Cup and Cross tells the story of the Anabaptist movement. The author, Michael Martin, does an excellent job in differentiating between what he calls the faithful Anabaptists and the fringe Anabaptists. While the faithful are the true Anabaptists, the fringe element simply used some Anabaptist principles to advance their bizarre and destructive ends. Sadly, the fanatics have given the term "Anabaptist" a negative connotation.
The faithful in the movement took the Reformers' insistence on scriptural authority to its logical end point. They did not simply apply the bible to salvation but also to all of church life. This got the Anabaptists in hot water with basically everyone in positions of power in that society.
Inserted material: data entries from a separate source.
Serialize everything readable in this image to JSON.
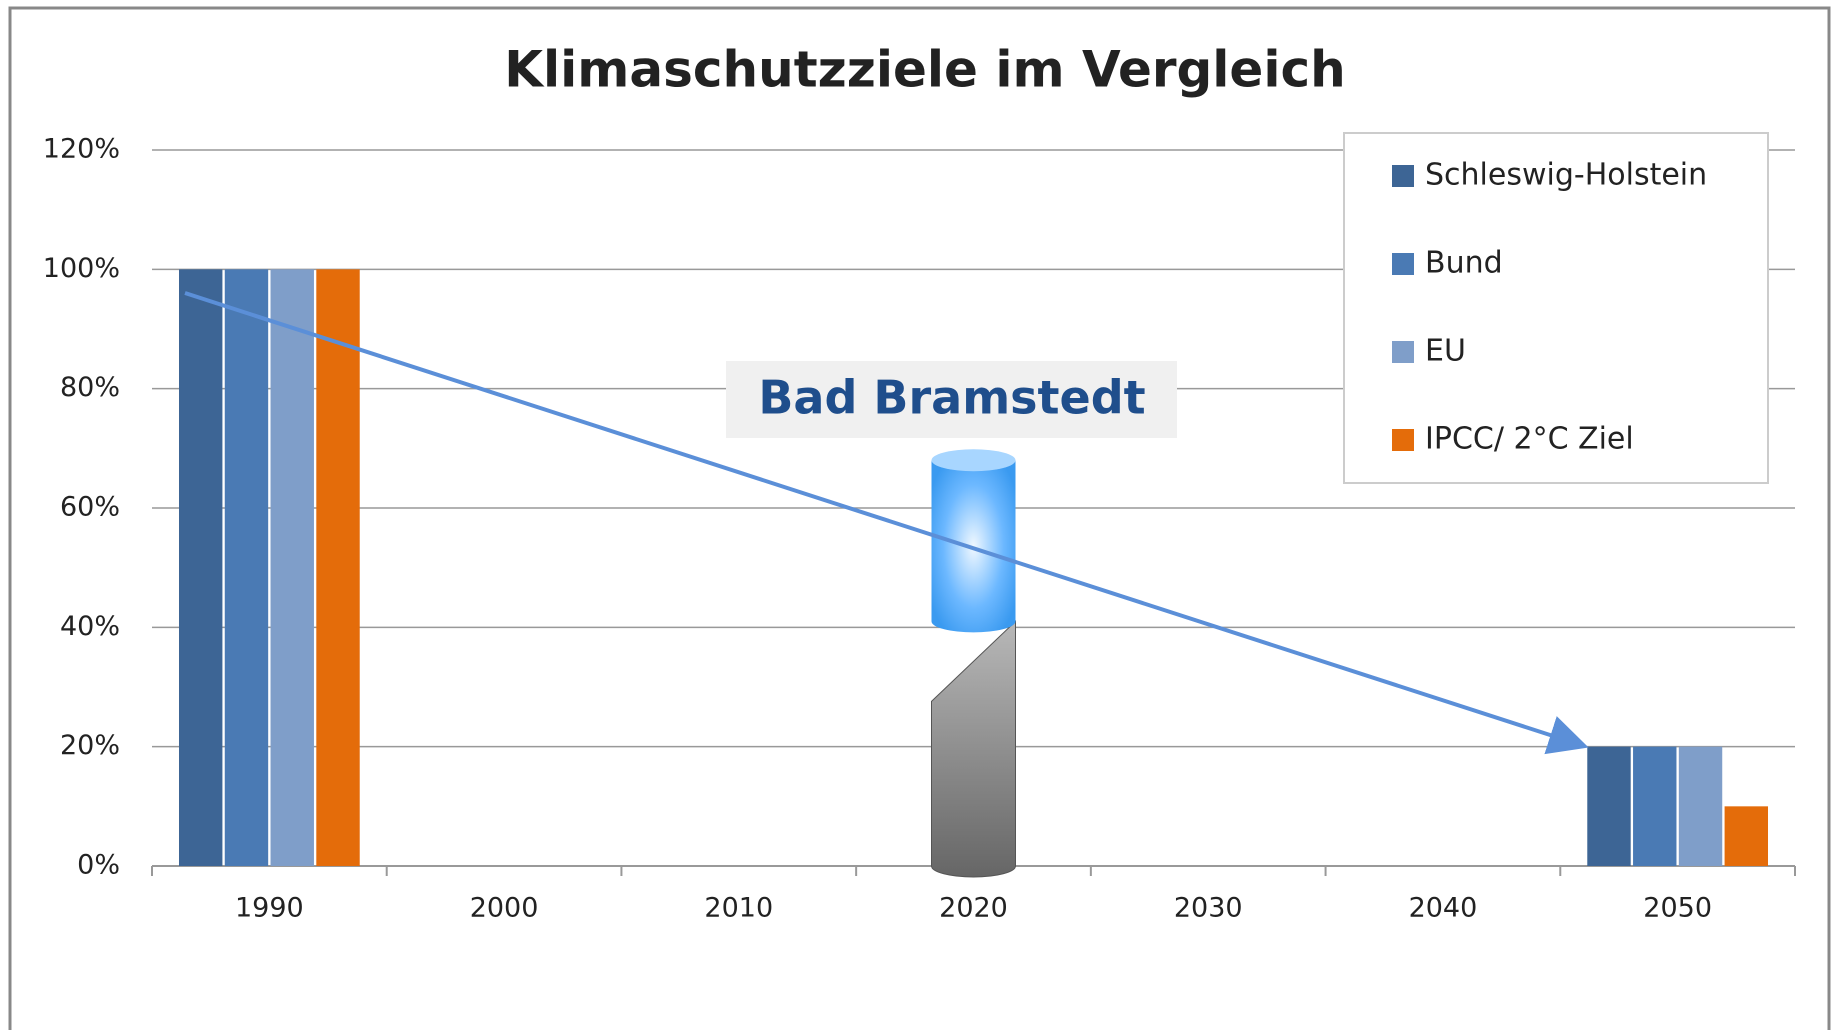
{
  "chart_data": {
    "type": "bar",
    "title": "Klimaschutzziele im Vergleich",
    "categories": [
      "1990",
      "2000",
      "2010",
      "2020",
      "2030",
      "2040",
      "2050"
    ],
    "series": [
      {
        "name": "Schleswig-Holstein",
        "color": "#3d6595",
        "values": [
          100,
          null,
          null,
          null,
          null,
          null,
          20
        ]
      },
      {
        "name": "Bund",
        "color": "#4a7ab4",
        "values": [
          100,
          null,
          null,
          null,
          null,
          null,
          20
        ]
      },
      {
        "name": "EU",
        "color": "#7f9ec9",
        "values": [
          100,
          null,
          null,
          null,
          null,
          null,
          20
        ]
      },
      {
        "name": "IPCC/ 2°C Ziel",
        "color": "#e46c0a",
        "values": [
          100,
          null,
          null,
          null,
          null,
          null,
          10
        ]
      }
    ],
    "ylim": [
      0,
      120
    ],
    "yticks": [
      {
        "value": 0,
        "label": "0%"
      },
      {
        "value": 20,
        "label": "20%"
      },
      {
        "value": 40,
        "label": "40%"
      },
      {
        "value": 60,
        "label": "60%"
      },
      {
        "value": 80,
        "label": "80%"
      },
      {
        "value": 100,
        "label": "100%"
      },
      {
        "value": 120,
        "label": "120%"
      }
    ],
    "grid": true,
    "legend": "top-right",
    "highlight": {
      "label": "Bad Bramstedt",
      "category": "2020",
      "current": 41,
      "target": 68
    }
  }
}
Cup and Cross is divided into two primary sections. First, Martin details Anabaptist history, focusing on the Swiss Brethren, Dutch Anabaptists, and the Hutterites. In part two, the author looks at Anabaptist beliefs. These include sections on scripture, the church, discipleship, and the state.
The only negative to this book is that the author makes some statements that call into question whether or not anyone outside of Anabaptism is actually part of the real church. He doesn't makes these statements about today but rather about the situation in Europe during the 1500s.
The Anabaptists are one of those groups that make us uncomfortable. The reason is that they lived out what they said they believed. Even in the face of immense persecution, they stuck to scripture for salvation, the church, the state, etc. They were not perfect, but they also did not shrink back in the face of great opposition.